Musical Pairings at Cheese 2007: Blues in the House of Blue Cheeses and Traditional Cape Verdean Tunes with a Presidium Goat’s Cheese

From Bologna, Cornwall and Cape Verde: This sixth edition of Cheese features more music than ever before, from all over the world, with a total of 16 shows and concerts around the town of Bra over the four days of the event.
A look at just three of the musicians and groups playing over the weekend showcases the international diversity to be heard at Cheese.

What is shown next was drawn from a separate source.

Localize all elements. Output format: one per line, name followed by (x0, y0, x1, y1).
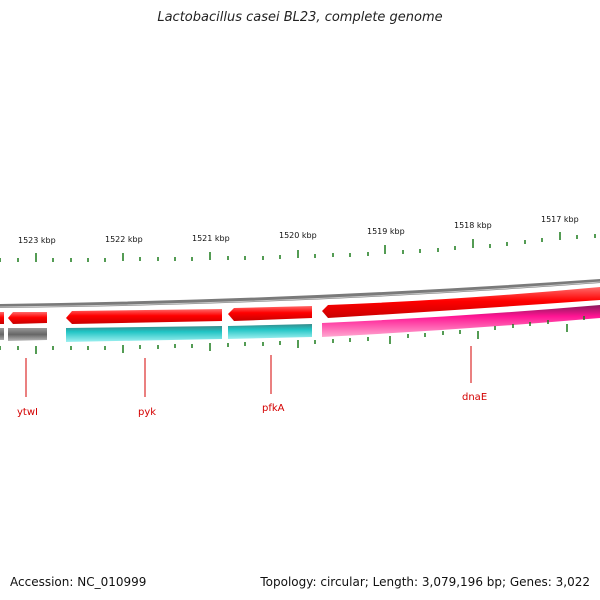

My Awesome Mixtape, a group of young 20-somethings from the Italian university city of Bologna, played twice in Bra on Saturday September 22, once at the Slow Food Café in the courtyard of the Slow Food publishing house, and later that evening at Bra’s club, Le Macabre. A relatively new band, they’ve gained a cult following through the blog world and offer a refreshing and lively blend of indie and electronica.
On Sunday September 23, the courtyard hosted Pete Berryman, from Cornwall, an acoustic guitar player who has been active on the British music scene since the 1960s. His relaxed blend of folk, blues and jazz, with a sampling of original music, traditional Irish tunes and little Bob Dylan, was definitely Slow Music, as he explained. “After a gig near Treviso, some of the people came after to tell me they really enjoyed that my music was not guitar gymnastics, not the fast, technical playing they were used to, but music that was Slow.” Berryman, who for some of his set was accompanied by the guitarist Massimo Zemolin, could also be heard during the weekend at the House of Blue Cheeses, playing blues music, of course.
The Baptistinha brothers came from the small Cape Verde archipelago off the coast of Africa to Piedmont thanks to cheese itself. A University of Turin project to improve farming in the country alerted Slow Food to a goat’s milk cheese being made on the island of Santo Antão. When Slow Food staff went to visit the cheesemakers, they discovered the group via a mission of Capuchin friars on the island of São Vicente and decided to bring them to Cheese together with the cheese itself – which has just become Africa’s first cheese Presidium. Brothers Luis, Gerson, Edi, Dani and Ericson are the sons of a musical instrument-maker, and they make all their instruments themselves, including the Brazilian cavaquinho, similar to a small guitar.